The download size of this data set with solely the ID and Timestamp columns is 5 MB (5,571,914 bytes to be exact, compressed) and - according to Power BI - an uncompressed size of 14.669 KB. The data set was downloaded from the Bridge Online cache in approximately 6 seconds.

The content resembles:

Discussion

Limiting the number of columns downloaded into Power BI to the bare minimum reduced the download size on-the-wire by a factor 3; the download size uncompressed was reduced by a factor of over 16.

There is no superfluous data in the limited width download. The uniqueness of the data fetched limits the compression ratio. Nonetheless, reducing the number of columns fetched can reduce the data volume sufficiently to apply this technique, especially when the content skipped is little compressible.

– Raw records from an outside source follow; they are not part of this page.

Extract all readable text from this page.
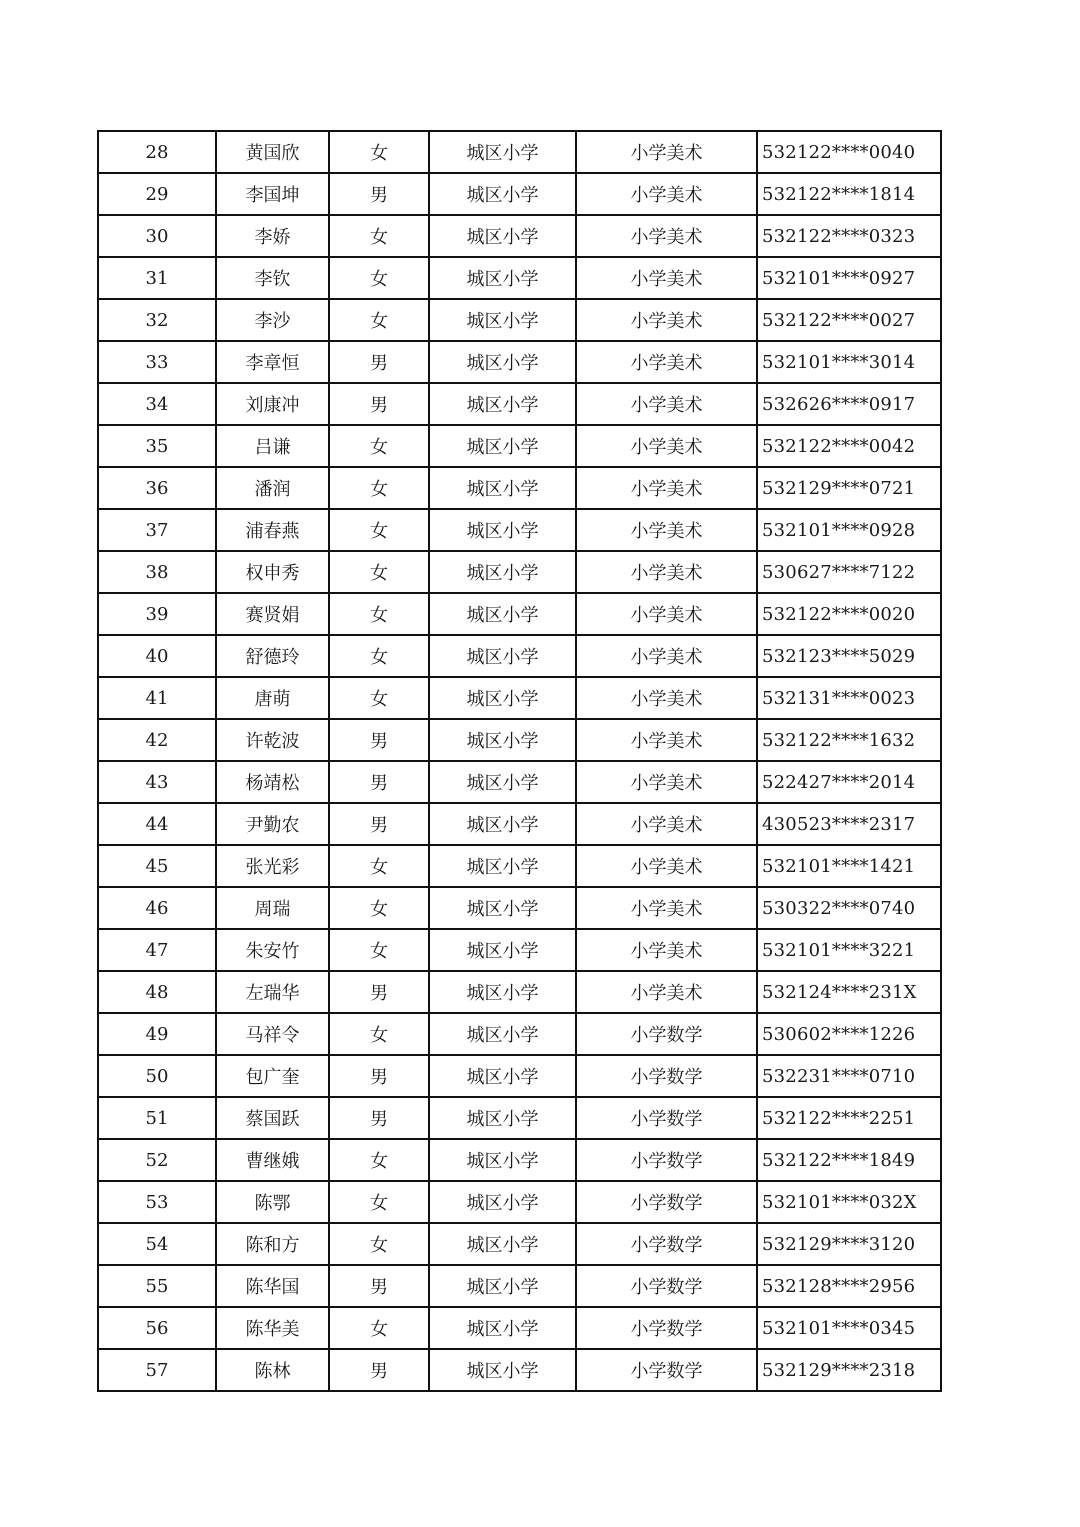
28	黄国欣	女	城区小学	小学美术	532122****0040
29	李国坤	男	城区小学	小学美术	532122****1814
30	李娇	女	城区小学	小学美术	532122****0323
31	李钦	女	城区小学	小学美术	532101****0927
32	李沙	女	城区小学	小学美术	532122****0027
33	李章恒	男	城区小学	小学美术	532101****3014
34	刘康冲	男	城区小学	小学美术	532626****0917
35	吕谦	女	城区小学	小学美术	532122****0042
36	潘润	女	城区小学	小学美术	532129****0721
37	浦春燕	女	城区小学	小学美术	532101****0928
38	权申秀	女	城区小学	小学美术	530627****7122
39	赛贤娟	女	城区小学	小学美术	532122****0020
40	舒德玲	女	城区小学	小学美术	532123****5029
41	唐萌	女	城区小学	小学美术	532131****0023
42	许乾波	男	城区小学	小学美术	532122****1632
43	杨靖松	男	城区小学	小学美术	522427****2014
44	尹勤农	男	城区小学	小学美术	430523****2317
45	张光彩	女	城区小学	小学美术	532101****1421
46	周瑞	女	城区小学	小学美术	530322****0740
47	朱安竹	女	城区小学	小学美术	532101****3221
48	左瑞华	男	城区小学	小学美术	532124****231X
49	马祥令	女	城区小学	小学数学	530602****1226
50	包广奎	男	城区小学	小学数学	532231****0710
51	蔡国跃	男	城区小学	小学数学	532122****2251
52	曹继娥	女	城区小学	小学数学	532122****1849
53	陈鄂	女	城区小学	小学数学	532101****032X
54	陈和方	女	城区小学	小学数学	532129****3120
55	陈华国	男	城区小学	小学数学	532128****2956
56	陈华美	女	城区小学	小学数学	532101****0345
57	陈林	男	城区小学	小学数学	532129****2318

I’m loading data from Invantive Bridge through Azure Data Factory. To decrease the volume of data, I’ve tested the theory of this article.
I did two loads of table ExactOnlineREST.Incremental.AccountsIncremental@eol (table with 144 columns). The 1st one, I used an ODATA select statement:
?$select=City%2CCode%2CCountry%2CDivision%2CID%2CIsSupplier%2CName%2CPostcode%2CStatus%2CVATNumber%2CAddressLine1%2CAddressLine2%2CEmail%2CPhone%2CPhoneExtension%2CWebsite%2CPaymentConditionPurchase%2CPaymentConditionSales
The 2nd test, I just ran the same, but with a basic path (so not explicitly excluding the other columns)

I see no difference in volume (Network Size), only in duration (where the 2nd version takes more time).

Can it be that using the Mapping in the copy pipeline implicitly does the same as using the select statement (although in Monitoring, I don’t see an explicit reflection in the full path load)? Or am I looking at this wrong?

Cleared the cache before second attempt. Now the results are significantly different. I’ll implement these principles in my production pipelines!